It is only 12:30 in the afternoon and already the cosmos has taken ample opportunity to tell me what a big, fat failure it thinks I am. First, there is the matter of having absolutely no response to the fifteen or so resumes/cover letters/applications I have sent out in the last 3 weeks. No calls for interviews, no emails telling me they are looking through all the submitted resumes and will let me know, not even a letter saying I didn't fit their paradigm but they will keep my resume on file. Nothing. Which is utterly and completely deflating. Especially when it is a part-time data entry job, which I could do in my sleep.
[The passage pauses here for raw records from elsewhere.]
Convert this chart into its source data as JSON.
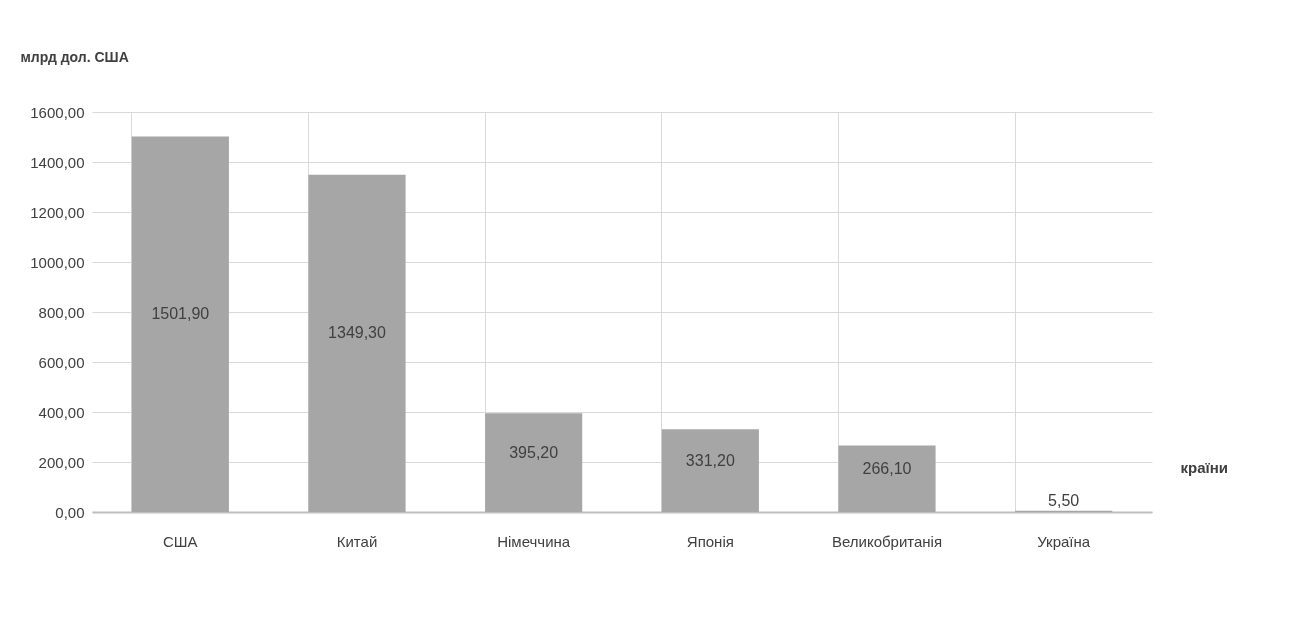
{
  "chart_data": {
    "type": "bar",
    "ylabel": "млрд дол. США",
    "xlabel": "країни",
    "categories": [
      "США",
      "Китай",
      "Німеччина",
      "Японія",
      "Великобританія",
      "Україна"
    ],
    "values": [
      1501.9,
      1349.3,
      395.2,
      331.2,
      266.1,
      5.5
    ],
    "value_labels": [
      "1501,90",
      "1349,30",
      "395,20",
      "331,20",
      "266,10",
      "5,50"
    ],
    "color": "#a6a6a6",
    "ylim": [
      0,
      1600
    ],
    "yticks": [
      {
        "value": 0,
        "label": "0,00"
      },
      {
        "value": 200,
        "label": "200,00"
      },
      {
        "value": 400,
        "label": "400,00"
      },
      {
        "value": 600,
        "label": "600,00"
      },
      {
        "value": 800,
        "label": "800,00"
      },
      {
        "value": 1000,
        "label": "1000,00"
      },
      {
        "value": 1200,
        "label": "1200,00"
      },
      {
        "value": 1400,
        "label": "1400,00"
      },
      {
        "value": 1600,
        "label": "1600,00"
      }
    ],
    "grid": true
  }
}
Also, despite being more dedicated to the work out plan than I have been in ages, the scale had decided to mock me by showing a weight gain rather than a loss. The dial refuses to turn in the right direction! I have decided to blame the whole thing on moving closer to sea level. I'm sure being high in the Salt Lake Valley makes one's scale read lower. It couldn't be the fact that I now live in a place where someone routinely offers to make me food, where everyone enjoys three square meals, and where the pantry is always stocked with delectable things like chocolate chips and gourmet breads.
Then there was the Deseret Book catalog that arrived in the mail today. It is the Mother's Day edition and was full of things that made me throw up in my mouth a little like this:
or this:
Aside from the nauseating, they were spotlighting a book called I Am a Mother by someone named Jane Clayson Johnson who was apparently a correspondent for ABC's Good Morning America and The CBS Evening News, as well as being a co-anchor for CBS's The Early Show. The book is about giving it all up to be a mother and the foreward is written by Sheri Dew, another powerhouse woman. This book, along with many, many others in the catalog, only highlight the fact that not only can I not manage to get a date, let alone get married and procreate, I can't even hold down a job, forget about building a career.
All of which is tempting me to send a No, thank you RSVP to the organizers of my high school reunion. How can I convince everyone of my own inner fabulousness if I can't convince myself of its existence? Or maybe I'll just go listen to the Bridget Jones's Diary soundtrack Esperanza had the prophetic brilliance to send me last week. If It's Raining Men can't get me out of this funk, I don't know what can!